The auditory system is composed by the outer, the middle and the inner ear. The outer ear includes the auricle and the ear canal. The auricle is made of cartilage, which is a soft tissue that can maintain a certain shape but is still very flexible.

The outer ear works as a sound collector; apart from protecting both the middle and the inner ear, the shape of the auricle, which is pretty weird if you ask me, is specially designed to capture sound vibrations, gather them and help them travel into the ear canal.

Without the auricle, we will certainly look as aliens, but it would also be very difficult for sound waves to get into the ear canal. There is a difference between the external pressure and the pressure inside the ear. If sound vibrations reached the ear directly, they would literally face a counter pressure force that would make most of them to get lost and the others to enter abruptly into the ear canal.

The auricle smoothens the journey of the sound vibrations from the outside into the ear canal and further down.

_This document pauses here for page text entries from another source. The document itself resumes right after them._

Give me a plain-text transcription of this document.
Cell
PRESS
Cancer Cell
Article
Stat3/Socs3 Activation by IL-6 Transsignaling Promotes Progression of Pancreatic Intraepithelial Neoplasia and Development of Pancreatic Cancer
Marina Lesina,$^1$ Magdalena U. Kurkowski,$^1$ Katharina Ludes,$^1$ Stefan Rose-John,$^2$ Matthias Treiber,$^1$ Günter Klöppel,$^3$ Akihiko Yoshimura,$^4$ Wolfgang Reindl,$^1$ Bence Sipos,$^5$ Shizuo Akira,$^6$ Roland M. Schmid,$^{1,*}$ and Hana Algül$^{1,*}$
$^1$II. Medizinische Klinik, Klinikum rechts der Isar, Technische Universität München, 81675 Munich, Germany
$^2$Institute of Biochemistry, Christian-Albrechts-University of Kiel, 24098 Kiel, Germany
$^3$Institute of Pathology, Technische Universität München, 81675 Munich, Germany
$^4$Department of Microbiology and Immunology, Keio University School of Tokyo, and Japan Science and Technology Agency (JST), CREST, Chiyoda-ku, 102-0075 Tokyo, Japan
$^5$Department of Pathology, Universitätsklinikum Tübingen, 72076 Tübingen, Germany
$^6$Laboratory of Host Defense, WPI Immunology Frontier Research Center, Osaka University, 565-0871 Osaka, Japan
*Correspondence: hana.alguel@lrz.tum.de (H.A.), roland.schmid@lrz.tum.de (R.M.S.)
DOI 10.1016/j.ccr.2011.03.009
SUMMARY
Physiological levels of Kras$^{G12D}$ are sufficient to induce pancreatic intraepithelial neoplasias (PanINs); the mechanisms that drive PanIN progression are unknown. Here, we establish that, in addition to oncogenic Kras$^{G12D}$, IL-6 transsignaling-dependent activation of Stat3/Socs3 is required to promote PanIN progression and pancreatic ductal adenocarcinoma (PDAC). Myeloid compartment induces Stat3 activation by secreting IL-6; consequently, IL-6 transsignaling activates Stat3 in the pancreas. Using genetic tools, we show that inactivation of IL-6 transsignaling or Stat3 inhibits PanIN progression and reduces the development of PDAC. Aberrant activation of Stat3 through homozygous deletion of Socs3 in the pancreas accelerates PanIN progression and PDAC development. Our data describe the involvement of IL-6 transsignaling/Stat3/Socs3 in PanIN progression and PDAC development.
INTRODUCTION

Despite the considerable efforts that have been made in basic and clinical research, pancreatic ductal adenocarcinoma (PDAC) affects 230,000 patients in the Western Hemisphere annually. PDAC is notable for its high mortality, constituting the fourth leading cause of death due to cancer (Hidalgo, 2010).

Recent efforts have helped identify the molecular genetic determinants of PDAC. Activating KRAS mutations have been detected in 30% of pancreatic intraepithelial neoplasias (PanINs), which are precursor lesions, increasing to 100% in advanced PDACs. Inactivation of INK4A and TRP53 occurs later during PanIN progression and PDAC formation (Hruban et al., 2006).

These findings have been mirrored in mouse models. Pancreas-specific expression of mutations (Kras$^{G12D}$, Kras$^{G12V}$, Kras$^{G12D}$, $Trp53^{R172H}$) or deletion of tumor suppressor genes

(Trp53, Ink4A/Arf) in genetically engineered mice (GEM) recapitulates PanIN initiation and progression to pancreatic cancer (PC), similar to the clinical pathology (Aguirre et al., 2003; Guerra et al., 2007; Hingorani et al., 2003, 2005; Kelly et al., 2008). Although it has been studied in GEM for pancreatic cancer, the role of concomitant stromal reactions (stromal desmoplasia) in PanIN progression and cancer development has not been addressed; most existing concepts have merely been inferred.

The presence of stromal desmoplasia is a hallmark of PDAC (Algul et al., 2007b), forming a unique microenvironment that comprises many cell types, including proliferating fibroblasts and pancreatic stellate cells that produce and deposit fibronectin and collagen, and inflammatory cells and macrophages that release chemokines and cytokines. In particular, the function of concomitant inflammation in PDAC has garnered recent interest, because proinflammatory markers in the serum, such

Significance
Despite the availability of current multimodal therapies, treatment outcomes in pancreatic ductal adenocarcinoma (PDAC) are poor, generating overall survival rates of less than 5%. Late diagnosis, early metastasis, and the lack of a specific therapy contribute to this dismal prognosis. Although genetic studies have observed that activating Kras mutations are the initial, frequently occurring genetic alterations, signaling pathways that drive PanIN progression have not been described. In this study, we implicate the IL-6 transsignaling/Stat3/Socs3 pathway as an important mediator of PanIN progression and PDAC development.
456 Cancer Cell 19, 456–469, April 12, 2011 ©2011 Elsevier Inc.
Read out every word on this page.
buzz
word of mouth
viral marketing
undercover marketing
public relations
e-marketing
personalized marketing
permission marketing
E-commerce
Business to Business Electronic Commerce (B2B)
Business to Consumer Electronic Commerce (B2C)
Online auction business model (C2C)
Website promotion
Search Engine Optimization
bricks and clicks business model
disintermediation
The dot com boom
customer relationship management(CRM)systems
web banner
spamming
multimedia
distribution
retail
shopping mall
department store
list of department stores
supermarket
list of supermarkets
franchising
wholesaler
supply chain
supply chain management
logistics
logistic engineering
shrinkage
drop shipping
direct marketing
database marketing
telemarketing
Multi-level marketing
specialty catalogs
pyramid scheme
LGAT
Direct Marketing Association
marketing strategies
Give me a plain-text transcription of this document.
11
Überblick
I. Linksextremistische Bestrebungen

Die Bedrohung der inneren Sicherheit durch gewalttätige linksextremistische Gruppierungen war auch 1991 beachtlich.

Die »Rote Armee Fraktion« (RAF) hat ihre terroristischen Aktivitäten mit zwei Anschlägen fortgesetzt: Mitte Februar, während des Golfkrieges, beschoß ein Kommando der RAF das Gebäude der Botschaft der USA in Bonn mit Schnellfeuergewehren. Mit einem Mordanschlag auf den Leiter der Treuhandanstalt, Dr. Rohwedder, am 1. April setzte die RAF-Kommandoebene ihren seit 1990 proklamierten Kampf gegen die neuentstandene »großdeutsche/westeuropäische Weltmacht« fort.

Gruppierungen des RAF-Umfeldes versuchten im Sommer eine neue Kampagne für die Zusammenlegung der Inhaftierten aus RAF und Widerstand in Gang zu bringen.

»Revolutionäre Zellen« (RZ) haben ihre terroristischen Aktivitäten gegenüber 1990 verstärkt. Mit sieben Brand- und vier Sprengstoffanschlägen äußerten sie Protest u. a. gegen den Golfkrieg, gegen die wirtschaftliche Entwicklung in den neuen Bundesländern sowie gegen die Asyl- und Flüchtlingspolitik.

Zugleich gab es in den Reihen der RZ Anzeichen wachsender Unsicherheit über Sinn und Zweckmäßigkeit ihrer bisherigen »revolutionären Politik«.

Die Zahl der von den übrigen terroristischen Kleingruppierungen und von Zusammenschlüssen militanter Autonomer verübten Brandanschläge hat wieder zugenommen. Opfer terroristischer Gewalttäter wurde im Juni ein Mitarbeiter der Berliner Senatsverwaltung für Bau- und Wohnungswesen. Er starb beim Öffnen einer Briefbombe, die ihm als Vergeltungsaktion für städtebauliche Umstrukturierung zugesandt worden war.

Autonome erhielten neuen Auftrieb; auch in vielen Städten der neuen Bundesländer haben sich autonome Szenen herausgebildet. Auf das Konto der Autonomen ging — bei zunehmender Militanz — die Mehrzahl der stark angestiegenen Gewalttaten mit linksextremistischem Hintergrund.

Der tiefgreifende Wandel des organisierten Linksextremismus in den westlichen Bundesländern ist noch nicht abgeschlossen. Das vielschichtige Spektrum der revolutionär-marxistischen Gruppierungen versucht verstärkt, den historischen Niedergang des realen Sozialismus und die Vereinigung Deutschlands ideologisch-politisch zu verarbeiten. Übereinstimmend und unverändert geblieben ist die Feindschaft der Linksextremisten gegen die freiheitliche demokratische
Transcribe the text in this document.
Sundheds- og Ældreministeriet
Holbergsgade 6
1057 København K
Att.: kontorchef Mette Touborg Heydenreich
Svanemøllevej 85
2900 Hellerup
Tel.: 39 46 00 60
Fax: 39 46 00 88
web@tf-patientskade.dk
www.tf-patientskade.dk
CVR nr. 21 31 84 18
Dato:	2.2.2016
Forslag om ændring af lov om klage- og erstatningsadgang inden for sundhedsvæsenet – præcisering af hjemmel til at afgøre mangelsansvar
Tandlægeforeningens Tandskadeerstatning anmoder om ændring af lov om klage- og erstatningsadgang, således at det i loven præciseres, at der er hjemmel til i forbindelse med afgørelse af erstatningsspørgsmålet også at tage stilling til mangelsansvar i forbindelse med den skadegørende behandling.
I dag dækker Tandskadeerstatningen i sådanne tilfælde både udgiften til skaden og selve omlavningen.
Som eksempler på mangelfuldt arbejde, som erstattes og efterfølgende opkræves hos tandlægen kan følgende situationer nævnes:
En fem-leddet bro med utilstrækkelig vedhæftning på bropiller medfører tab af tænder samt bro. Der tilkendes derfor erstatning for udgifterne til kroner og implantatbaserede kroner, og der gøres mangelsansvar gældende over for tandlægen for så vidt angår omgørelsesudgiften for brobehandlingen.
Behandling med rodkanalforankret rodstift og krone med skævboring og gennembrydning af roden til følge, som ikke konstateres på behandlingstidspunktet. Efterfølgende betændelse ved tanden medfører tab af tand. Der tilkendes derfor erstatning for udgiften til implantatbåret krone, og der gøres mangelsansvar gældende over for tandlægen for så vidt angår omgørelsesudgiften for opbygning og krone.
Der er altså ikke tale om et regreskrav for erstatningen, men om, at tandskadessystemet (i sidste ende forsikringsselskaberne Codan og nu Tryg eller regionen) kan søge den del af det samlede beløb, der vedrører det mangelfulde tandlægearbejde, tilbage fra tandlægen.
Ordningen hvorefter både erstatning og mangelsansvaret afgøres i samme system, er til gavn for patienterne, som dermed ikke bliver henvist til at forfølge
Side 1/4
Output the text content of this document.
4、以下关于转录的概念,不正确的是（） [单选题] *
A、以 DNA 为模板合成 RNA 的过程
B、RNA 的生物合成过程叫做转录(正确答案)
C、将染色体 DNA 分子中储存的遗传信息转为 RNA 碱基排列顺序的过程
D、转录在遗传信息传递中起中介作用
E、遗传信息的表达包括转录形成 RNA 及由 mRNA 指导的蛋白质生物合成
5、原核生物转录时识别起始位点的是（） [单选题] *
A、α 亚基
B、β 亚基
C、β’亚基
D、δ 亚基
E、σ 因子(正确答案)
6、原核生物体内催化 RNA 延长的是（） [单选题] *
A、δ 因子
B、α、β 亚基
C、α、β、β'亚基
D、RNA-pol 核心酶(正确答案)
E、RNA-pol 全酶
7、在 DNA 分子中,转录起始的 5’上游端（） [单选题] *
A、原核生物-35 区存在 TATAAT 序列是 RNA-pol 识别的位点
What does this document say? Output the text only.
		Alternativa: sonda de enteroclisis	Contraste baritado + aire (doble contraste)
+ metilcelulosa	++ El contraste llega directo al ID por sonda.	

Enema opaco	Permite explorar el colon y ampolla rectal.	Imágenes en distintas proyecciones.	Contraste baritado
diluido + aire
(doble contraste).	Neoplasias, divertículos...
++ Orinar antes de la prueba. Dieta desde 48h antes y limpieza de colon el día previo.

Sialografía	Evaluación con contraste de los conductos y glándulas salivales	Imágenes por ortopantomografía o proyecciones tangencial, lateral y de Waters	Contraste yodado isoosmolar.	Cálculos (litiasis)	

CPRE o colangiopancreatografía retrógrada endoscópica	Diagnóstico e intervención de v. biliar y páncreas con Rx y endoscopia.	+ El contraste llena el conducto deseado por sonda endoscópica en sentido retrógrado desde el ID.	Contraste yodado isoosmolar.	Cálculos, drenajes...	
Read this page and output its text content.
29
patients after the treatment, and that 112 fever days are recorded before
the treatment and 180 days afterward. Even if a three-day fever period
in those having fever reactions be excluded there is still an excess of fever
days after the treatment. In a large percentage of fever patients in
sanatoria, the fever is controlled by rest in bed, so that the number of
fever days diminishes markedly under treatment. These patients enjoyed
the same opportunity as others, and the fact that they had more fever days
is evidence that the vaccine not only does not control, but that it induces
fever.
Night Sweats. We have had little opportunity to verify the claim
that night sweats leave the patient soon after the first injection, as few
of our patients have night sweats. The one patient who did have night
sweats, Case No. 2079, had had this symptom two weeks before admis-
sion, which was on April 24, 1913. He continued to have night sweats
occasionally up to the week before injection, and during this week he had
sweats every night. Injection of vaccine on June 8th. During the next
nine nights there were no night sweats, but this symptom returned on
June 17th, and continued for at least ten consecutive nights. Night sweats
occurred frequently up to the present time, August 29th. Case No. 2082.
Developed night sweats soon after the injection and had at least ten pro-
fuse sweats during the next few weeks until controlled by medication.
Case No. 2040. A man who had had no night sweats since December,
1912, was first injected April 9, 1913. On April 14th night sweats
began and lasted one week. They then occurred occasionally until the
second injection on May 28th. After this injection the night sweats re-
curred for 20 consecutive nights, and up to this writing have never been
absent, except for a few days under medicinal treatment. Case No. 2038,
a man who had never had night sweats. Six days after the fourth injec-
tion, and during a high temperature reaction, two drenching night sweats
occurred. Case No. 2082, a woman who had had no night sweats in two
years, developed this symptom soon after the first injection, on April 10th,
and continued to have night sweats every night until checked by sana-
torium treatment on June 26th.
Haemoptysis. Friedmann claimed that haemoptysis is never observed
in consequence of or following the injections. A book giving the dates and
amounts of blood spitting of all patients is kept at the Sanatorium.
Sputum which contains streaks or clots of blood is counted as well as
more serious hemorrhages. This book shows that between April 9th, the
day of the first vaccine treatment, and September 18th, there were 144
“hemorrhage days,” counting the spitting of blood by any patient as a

The eardrum, which is located at the end of the ear canal, is an essential part if the outer ear. Also known as tympanic membrane, it is a very thin membrane that is well protected both by the shape of the ear canal and the earwax in it, but it can be easily damaged. Eardrum rupture can happen even by just a change of pressure, when swimming, for example. This rupture can be easily treated, but it has to be done right away in order to avoid more pain and possible bacterial infections, as well as a more permanent damage to the ear structures and function.

The middle ear

Three tiny bones are located in the middle ear: the hammer, the anvil and the stirrup. The eardrum vibrates when it receives the sound vibrations coming from outside, through the ear canal.

When this happens, vibrations created on the eardrum pass through the hammer and the anvil first, and finally to the stirrup. The stirrup sends them onto the oval window.

The journey that sound makes from the eardrum to the oval window has an amplifying effect on it.

The Eustachian tube runs from the middle ear to the rearmost part of the palate. Why? Its job is to keep equilibrium in air pressures in both sides of the eardrum.

Every time you swallow, the tube opens and equalizes air pressure.

Sometimes, this does not happen, and the ear feels as if it was blocked by something that is not allowing sound to travel through. You just have swallow a bit of saliva and the Eustachian tube will open to balance pressures again.